Rapid SARS-CoV-2 Adaptation to Available Cellular Proteases

ABSTRACT Since the pandemic spread of SARS-CoV-2, the virus has exhibited remarkable genome stability, but recent emergence of novel variants show virus evolution potential. Here we show that SARS-CoV-2 rapidly adapts to Vero E6 cells that leads to loss of furin cleavage motif in spike protein. The adaptation is achieved by asymptotic expansion of minor virus subpopulations to dominant genotype, but wildtype sequence is maintained at low percentage in the virus swarm, and mediate reverse adaptation once the virus is passaged on human lung cells. The Vero E6-adapted virus show defected cell entry in human lung cells and the mutated spike variants cannot be processed by furin or TMPRSS2. However, the mutated S1/S2 site is cleaved by cathepsins with higher efficiency. Our data show that SARS-CoV-2 can rapidly adapt spike protein to available proteases and advocate for deep sequence surveillance to identify virus adaptation potential and novel variant emergence. Significance Statement Recently emerging SARS-CoV-2 variants B1.1.1.7 (UK), B.1.351 (South Africa) and B.1.1.248 (Brazil) harbor spike mutation and have been linked to increased virus pathogenesis. The emergence of these novel variants highlight coronavirus adaptation and evolution potential, despite the stable consensus genotype of clinical isolates. We show that subdominant variants maintained in the virus population enable the virus to rapidly adapt upon selection pressure. Although these adaptations lead to genotype change, the change is not absolute and genome with original genotype are maintained in virus swarm.

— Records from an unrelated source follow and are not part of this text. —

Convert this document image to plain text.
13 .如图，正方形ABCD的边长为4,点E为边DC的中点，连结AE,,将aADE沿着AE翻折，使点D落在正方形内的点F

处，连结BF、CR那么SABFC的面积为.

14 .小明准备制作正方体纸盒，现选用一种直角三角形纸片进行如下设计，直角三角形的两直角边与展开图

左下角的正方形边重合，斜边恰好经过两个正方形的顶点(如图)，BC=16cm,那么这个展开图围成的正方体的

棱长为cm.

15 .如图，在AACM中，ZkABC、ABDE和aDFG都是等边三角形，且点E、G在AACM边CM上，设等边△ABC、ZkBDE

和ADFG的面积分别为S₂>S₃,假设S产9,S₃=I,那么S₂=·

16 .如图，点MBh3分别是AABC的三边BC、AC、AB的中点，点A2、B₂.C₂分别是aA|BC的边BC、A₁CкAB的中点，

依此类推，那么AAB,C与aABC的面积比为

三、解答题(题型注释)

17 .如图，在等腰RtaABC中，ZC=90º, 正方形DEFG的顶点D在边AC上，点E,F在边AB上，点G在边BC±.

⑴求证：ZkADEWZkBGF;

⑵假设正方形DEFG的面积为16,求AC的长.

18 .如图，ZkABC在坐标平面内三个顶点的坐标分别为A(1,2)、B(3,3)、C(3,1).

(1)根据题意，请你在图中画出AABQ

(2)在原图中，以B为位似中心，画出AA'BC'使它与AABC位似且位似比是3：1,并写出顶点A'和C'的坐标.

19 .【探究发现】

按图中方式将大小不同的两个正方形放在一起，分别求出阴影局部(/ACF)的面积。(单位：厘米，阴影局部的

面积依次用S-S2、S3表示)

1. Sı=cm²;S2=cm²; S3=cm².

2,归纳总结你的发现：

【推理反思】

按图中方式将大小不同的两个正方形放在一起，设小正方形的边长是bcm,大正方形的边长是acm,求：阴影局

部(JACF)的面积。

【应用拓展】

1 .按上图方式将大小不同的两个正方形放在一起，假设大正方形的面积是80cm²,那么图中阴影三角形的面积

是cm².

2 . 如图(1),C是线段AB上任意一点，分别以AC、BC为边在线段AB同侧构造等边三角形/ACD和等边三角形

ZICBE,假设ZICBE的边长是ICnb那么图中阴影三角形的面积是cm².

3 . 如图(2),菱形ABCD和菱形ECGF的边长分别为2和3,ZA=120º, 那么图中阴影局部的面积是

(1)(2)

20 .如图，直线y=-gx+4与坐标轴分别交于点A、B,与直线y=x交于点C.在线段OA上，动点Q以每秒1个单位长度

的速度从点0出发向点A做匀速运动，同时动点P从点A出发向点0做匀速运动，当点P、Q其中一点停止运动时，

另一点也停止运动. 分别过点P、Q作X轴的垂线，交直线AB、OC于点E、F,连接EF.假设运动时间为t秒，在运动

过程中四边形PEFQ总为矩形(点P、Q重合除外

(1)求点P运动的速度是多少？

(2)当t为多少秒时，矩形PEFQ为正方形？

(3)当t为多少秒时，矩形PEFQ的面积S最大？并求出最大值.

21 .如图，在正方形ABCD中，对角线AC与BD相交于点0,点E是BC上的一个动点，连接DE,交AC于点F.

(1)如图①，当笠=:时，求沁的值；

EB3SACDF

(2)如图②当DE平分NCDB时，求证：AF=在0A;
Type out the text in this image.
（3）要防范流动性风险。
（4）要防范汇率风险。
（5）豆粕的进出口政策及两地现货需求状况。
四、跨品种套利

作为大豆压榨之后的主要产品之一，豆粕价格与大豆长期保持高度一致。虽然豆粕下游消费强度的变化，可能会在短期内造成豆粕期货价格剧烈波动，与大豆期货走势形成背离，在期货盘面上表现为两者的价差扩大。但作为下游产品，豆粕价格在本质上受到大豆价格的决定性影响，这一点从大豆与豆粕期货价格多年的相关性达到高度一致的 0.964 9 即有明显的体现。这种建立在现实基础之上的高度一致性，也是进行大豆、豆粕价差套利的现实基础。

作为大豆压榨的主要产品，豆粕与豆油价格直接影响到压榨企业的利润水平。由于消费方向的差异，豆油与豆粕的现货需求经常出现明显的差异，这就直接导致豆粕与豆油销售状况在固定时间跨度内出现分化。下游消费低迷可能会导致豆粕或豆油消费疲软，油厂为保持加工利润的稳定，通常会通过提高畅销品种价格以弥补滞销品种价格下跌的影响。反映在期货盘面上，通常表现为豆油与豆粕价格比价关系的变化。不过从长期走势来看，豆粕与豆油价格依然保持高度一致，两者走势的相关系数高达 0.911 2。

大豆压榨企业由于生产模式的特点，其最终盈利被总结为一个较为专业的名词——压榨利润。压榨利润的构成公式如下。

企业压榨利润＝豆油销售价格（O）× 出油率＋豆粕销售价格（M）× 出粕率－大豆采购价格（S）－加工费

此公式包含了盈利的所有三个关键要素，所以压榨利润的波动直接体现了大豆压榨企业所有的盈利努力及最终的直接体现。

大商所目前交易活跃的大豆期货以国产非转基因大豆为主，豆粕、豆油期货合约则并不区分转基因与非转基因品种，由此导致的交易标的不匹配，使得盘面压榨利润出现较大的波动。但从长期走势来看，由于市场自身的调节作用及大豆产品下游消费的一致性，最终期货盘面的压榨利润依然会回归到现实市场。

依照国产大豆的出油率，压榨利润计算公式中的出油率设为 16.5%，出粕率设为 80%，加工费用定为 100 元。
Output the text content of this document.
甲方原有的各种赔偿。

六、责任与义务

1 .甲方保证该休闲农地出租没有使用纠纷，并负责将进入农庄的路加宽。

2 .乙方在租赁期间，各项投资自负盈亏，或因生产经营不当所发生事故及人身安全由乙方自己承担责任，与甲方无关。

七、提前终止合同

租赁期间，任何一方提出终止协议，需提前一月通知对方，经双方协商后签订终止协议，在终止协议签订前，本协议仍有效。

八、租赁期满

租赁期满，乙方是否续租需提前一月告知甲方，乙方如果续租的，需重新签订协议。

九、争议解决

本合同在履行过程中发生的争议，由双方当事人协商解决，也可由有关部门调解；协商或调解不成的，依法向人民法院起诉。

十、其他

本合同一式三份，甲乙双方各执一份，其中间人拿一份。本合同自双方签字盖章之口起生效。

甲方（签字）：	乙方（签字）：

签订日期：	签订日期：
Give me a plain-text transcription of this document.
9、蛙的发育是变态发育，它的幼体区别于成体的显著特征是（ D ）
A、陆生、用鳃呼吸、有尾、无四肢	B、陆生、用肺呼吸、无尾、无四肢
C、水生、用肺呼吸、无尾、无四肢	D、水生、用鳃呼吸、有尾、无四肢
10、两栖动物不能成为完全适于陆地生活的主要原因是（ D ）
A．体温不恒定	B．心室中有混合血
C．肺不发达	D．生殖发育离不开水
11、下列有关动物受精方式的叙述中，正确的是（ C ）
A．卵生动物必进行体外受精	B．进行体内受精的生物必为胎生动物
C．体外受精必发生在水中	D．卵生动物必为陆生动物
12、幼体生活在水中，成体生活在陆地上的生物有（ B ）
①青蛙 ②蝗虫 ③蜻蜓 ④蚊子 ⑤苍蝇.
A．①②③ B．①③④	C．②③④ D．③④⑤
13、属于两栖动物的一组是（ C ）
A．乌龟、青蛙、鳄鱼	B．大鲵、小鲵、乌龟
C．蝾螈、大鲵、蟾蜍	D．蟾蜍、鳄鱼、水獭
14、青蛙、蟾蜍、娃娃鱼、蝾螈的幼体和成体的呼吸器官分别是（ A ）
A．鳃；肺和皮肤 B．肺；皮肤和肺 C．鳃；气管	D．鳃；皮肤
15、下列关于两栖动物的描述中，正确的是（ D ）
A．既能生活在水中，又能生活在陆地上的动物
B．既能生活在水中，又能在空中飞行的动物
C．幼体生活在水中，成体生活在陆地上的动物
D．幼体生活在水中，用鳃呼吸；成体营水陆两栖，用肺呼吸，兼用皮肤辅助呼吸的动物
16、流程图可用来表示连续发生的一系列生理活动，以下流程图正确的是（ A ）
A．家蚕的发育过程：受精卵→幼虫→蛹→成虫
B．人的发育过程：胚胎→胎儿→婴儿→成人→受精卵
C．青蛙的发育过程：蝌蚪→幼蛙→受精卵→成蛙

Thus, our results imply that the relative stability of SARS-CoV-2 in numerous independent clinical isolates belies its potential for rapid adaptation to new conditions. Competing Interest Statement The authors have declared no competing interest. Footnotes * Classification Biological Sciences, Microbiology * Further experiments showed that although HS antagonists have an influence on the growth of low-passage SARS-CoV-2 strain on Vero E6 cells, these antagonist fail to inhibit S1/S2 site adaptation. Furthermore, new peptide cleavage data suggest that S1/S2 site adaptation in the Vero E6 cells is largely to optimize the cleavage by available proteases.